Yang has choreographed for various dance companies. His choreographic works for HKDC include Border Town, Romance of the Three Kingdoms, Spring Ritual‧Eulogy, Joseph Koo’s Dance Melodies 2013, The Legend of Mulan, The Butterfly Lovers, Storm Clouds, Voices and Dances of the Distant Land, L’Amour Immortel, Blanc in Reveries of the Red Chamber, and Chinese Hero: A Lone Exile. Spring Ritual‧Eulogy won the “Outstanding Achievement in Production” award at the 2013 Hong Kong Dance Awards and was presented in Beijing and Taipei in 2013. The Legend of Mulan won two awards at the 2014 Hong Kong Dance Awards and was presented in New York and Sydney in 2015, and in London in 2017. The Butterfly Lovers was presented in Korea in 2016. Storm Clouds and L’Amour Immortel won three awards at the 2015 and 2016 Hong Kong Dance Awards respectively.

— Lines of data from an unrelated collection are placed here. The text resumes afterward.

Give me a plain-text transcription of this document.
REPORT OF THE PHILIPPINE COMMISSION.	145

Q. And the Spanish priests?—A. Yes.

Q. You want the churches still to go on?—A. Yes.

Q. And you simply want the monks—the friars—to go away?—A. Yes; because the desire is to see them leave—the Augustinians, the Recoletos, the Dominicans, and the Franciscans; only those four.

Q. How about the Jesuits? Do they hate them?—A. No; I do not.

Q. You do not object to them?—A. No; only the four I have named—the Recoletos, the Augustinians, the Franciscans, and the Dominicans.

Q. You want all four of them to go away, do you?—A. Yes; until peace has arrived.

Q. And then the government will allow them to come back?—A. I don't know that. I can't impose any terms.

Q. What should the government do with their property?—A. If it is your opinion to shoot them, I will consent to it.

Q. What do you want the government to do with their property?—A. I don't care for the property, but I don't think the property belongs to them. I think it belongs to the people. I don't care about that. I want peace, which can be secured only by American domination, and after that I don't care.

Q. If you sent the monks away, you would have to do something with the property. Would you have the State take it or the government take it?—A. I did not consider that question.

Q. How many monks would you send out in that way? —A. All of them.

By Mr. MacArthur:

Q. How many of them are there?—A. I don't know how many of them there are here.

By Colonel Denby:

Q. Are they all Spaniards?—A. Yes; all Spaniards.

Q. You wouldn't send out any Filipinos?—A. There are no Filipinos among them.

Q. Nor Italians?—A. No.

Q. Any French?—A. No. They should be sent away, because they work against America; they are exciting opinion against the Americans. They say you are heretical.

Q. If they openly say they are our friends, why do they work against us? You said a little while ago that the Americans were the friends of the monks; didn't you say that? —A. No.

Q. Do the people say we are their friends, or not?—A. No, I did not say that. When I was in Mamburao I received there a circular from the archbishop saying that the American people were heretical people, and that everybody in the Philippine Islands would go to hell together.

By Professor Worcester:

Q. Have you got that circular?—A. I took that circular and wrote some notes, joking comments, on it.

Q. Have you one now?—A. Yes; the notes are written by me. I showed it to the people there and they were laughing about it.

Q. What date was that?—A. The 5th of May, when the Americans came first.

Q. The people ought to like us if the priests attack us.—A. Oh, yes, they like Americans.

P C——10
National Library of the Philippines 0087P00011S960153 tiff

L’Amour Immortel was presented at the Beijing Tianqiao Performing Arts Centre and Guangzhou Opera House in July 2017.
Daniel Yeung
Daniel Yeung graduated from The Chinese University of Hong Kong with a major in Fine Arts and a minor in Chinese Music. He is a self-taught dancer and was twice awarded scholarships to study choreography in Holland and the UK. In 2002, Yeung was nominated by the European Ballettanz yearbook as “The Choreographer To Look At” and was awarded the “Rising Artist Award” by the Hong Kong Arts Development Council. He is a six-time awardee at the Hong Kong Dance Awards (2000, 2005, 2009, 2012, 2013, 2014), organised by the Hong Kong Dance Alliance, and has twice been named as one of the “Top Five Best Dance Works of the Year” by the South China Morning Post. In 2013, Yeung was recognised as “Best Artist of the Year (Dance)” by the Hong Kong Arts Development Council for his contributions as curator, choreographer, performer, teacher and critic for developing dance culture in Hong Kong.